Transcranial_magnetic_stimulation経頭蓋磁気刺激法は、頭の周囲に装置を取り付け、磁場を急に変えることで脳に弱い電流を流し、脳内の神経細胞を刺激する。非侵襲的な方法で、1980年代に開発された。

この方法を何度も繰り返す反復経頭蓋磁気刺激法(はんぷくけいとうがいじきしげきほう、rTMS:Repetitive transcranial magnetic stimulation)は、多くの神経症状 (例えば、頭痛、脳梗塞、パーキンソン症候群、ジストニア、耳鳴り) や精神医学的な症状 (例えば うつ病、幻聴) に有効な治療法であることが示されている(出典:経頭蓋磁気刺激法 – Wikipedia)。

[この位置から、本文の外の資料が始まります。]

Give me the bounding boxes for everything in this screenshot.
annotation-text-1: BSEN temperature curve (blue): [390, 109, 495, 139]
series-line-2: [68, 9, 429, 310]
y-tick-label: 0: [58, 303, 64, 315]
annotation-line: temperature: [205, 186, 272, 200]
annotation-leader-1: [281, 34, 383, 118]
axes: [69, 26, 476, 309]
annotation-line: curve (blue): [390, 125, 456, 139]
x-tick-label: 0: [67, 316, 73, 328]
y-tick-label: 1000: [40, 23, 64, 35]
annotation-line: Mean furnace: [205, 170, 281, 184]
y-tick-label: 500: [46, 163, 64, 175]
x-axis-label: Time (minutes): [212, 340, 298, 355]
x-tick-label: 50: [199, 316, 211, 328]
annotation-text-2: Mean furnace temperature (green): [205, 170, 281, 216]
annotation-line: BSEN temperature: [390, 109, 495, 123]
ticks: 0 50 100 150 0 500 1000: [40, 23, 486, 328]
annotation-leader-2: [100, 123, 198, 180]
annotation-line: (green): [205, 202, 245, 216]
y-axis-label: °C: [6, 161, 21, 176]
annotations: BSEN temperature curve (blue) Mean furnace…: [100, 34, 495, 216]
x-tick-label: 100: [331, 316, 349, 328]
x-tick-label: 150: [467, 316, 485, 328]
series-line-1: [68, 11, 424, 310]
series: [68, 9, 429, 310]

ブルース・マードック教授(Bruce Murdoc)は、パーキンソン病患者に経頭蓋磁気刺激法を施し、コミュニケーション(話す、文章理解)の改善に成功したパイオニアであり、権威だった。 → 2012年7月18日記事:Magnetic Pulse Brain Stimulation Helps Stroke Patients Regain SpeechNeuroStar-TMS-Therapy-System経頭蓋磁気刺激装置。写真出典

マードック教授は、「5年以上パーキンソン病を患っていた患者に経頭蓋磁気刺激法を4年間施した結果、コミュニケーション(話す)の顕著な改善が見られた」と、2012年に述べている。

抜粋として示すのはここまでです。